Le critique de L’Express nous donne la réponse, ouf : « Pas
du tout, et c’est là tout le talent de Quentin : se servir du roman pour mettre en scène les idées les plus variées sans se prononcer lui-même. Impossible de savoir ce qu’il pense. » L’auteur n’est pas le narrateur, rappelons-le. Le romancier sait rester secret et ne pas dévoiler le fond de sa pensée.
Le jeune Mohamed MBougar-Sarr qui met en scène un écrivain dans son roman – très remarqué aussi par les jurés (à juste titre) – La plus secrète mémoire des hommes (Philippe
Rey) –, ne nous contrarierait sans doute pas.
Extrait :
« – Je parie que tu es écrivain. Ou apprenti écrivain. Ne t’étonne pas : j’ai appris à reconnaître les gens de ton espèce au premier coup d’œil. Ils regardent les choses comme s’il y avait derrière chacune d’elles un profond secret. Ils voient un sexe de femme et le contemplent comme s’il renfermait la clef de leur mystère. Ils esthétisent. Mais une chatte n’est qu’une chatte. Il n’y a pas à
baver votre lyrisme ou votre mystique en y noyant vos yeux. On ne peut pas vivre l’instant et l’écrire en même temps.
– Bien sûr que si. On peut. C’est ça, vivre en écrivain. Faire de tout moment de la vie un moment
d’écriture. Tout voir avec les yeux d’un écrivain et…
– Voilà ton erreur. Voilà l’erreur de tous les types comme toi. Vous croyez que la littérature corrige la vie. Ou la complète. Ou la remplace. C’est faux. »
Nous voilà prévenus. Pourquoi écrire alors ? Si on ne
peut pas corriger la vie ?
« J’écris pour canaliser des peurs, explorer des obsessions. » révélait Jean-Baptiste Del Amo en début de semaine au Figaro. (Une piste intéressante) Il prévenait aussi : « J’essaye de ne jamais penser au lecteur quand j’écris, car c’est paralysant. Dans un premier temps, l’écriture est un mouvement égoïste. […]

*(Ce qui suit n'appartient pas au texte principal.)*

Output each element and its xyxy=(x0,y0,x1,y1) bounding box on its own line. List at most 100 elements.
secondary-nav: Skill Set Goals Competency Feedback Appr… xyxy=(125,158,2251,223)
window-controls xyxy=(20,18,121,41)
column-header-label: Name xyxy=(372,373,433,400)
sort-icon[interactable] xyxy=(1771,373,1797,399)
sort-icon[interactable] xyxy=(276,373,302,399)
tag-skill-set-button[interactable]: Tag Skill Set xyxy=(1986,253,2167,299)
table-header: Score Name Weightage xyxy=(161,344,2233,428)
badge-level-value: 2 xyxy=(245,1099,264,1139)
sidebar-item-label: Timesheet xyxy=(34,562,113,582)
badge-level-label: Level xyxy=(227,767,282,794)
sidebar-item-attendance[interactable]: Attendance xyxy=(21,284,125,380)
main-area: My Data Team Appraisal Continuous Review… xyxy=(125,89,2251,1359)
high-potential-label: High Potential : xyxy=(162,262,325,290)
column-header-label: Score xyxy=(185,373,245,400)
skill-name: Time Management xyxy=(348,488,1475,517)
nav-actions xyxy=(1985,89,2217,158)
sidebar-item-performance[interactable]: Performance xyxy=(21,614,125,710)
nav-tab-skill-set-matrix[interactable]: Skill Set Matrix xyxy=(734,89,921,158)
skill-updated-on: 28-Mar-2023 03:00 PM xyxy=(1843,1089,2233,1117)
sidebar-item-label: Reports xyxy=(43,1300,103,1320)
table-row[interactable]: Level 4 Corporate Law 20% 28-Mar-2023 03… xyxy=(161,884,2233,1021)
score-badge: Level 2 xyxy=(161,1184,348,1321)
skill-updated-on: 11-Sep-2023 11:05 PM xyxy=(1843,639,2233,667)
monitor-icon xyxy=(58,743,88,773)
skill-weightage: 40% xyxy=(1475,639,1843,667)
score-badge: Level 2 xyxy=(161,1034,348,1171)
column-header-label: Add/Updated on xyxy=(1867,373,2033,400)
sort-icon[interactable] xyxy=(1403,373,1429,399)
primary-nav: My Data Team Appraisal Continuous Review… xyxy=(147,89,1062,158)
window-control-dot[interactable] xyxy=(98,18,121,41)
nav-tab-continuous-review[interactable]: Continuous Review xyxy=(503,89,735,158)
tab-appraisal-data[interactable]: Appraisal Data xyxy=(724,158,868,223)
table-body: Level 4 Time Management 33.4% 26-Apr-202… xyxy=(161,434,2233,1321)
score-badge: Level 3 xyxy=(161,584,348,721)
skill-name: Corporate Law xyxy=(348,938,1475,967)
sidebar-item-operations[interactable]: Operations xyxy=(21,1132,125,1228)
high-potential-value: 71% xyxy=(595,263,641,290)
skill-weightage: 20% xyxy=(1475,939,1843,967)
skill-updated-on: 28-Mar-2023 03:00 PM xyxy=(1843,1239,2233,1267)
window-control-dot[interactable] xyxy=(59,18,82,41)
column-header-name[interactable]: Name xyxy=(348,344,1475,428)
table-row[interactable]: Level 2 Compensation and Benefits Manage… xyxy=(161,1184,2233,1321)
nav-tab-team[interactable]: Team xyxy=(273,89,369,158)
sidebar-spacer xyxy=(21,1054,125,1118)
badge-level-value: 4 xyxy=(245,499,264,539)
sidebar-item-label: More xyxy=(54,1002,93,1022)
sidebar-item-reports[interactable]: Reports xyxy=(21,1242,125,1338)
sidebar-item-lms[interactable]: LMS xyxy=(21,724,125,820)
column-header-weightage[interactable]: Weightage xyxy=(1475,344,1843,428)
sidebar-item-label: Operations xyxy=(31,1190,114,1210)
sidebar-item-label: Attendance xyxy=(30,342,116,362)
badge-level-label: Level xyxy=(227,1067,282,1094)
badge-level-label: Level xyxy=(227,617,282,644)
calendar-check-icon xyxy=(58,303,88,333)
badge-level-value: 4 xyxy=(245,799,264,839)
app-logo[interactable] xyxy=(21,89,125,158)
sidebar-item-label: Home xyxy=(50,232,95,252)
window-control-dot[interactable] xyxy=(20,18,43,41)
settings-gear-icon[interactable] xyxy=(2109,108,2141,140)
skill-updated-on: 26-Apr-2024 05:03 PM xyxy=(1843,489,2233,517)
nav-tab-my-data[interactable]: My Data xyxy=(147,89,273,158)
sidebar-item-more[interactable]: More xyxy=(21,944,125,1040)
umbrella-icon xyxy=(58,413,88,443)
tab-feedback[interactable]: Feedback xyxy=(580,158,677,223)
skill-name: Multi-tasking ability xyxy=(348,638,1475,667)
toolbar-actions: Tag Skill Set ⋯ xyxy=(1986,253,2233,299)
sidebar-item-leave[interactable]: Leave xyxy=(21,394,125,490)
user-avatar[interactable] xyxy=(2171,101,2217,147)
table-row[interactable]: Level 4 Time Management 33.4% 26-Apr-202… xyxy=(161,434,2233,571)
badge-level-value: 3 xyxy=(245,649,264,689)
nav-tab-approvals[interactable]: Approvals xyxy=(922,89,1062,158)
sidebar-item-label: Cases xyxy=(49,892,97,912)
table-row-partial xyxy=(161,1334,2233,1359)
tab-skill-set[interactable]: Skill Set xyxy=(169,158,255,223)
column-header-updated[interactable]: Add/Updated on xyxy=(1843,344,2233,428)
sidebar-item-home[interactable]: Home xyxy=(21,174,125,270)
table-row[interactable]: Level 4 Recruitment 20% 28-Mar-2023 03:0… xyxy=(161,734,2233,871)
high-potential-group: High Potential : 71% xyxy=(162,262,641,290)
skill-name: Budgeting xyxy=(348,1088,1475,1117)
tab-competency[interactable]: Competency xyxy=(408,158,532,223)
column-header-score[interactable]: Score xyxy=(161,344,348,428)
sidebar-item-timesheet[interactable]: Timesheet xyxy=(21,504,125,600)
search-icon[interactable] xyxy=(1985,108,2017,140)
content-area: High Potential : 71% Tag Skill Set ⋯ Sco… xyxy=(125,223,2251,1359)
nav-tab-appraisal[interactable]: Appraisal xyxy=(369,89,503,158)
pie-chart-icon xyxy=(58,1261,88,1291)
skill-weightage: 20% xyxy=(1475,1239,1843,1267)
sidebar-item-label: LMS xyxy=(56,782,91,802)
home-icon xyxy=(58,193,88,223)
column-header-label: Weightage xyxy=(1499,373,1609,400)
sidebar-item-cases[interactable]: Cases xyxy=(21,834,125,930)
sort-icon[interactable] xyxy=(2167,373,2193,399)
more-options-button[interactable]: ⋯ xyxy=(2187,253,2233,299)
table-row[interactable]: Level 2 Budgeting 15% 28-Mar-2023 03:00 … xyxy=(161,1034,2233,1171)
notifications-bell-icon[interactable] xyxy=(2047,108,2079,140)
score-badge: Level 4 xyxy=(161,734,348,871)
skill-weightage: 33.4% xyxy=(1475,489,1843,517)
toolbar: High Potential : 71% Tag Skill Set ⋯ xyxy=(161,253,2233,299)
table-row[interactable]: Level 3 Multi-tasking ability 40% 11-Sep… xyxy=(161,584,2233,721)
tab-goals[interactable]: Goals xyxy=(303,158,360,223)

Dans un second temps, vient le partage. Arrivé à la fin, inévitablement, je me demande comment sera reçu le livre. » Bien donc, puisqu’il a reçu le prix Fnac.
“J’écris!”
Loin des Prix littéraires – encore que… – dans L’Obs, cette semaine, Alain Mabanckou (écrivain et éditeur) raconte qu’il est allé au Café de Flore avec Charles Dantzig (éditeur et écrivain). Mabanckou préfère les cafés du 18e arrondissement, mais ce n’est pas lui qui a choisi le lieu du rendez-vous. Quand deux auteurs se rencontrent, ils parlent littérature. On le sait bien, quand on est passionné, on s’emporte, la voix monte : « La littérature française du continent noir n’aborde pas la question de la “bourgeoisie africaine” ! » s’enthousiasme Mabanckou. On imagine la conversation passionnante, on regrette de ne pas être assis à la table d’à côté. Soudain, un coup résonne dans le café grouillant de vie. Les deux auteurs sursautent : « C’est notre voisine. Elle se tourne vers nous et hurle de toutes ses forces : “Silence !!! J’écris !!!” »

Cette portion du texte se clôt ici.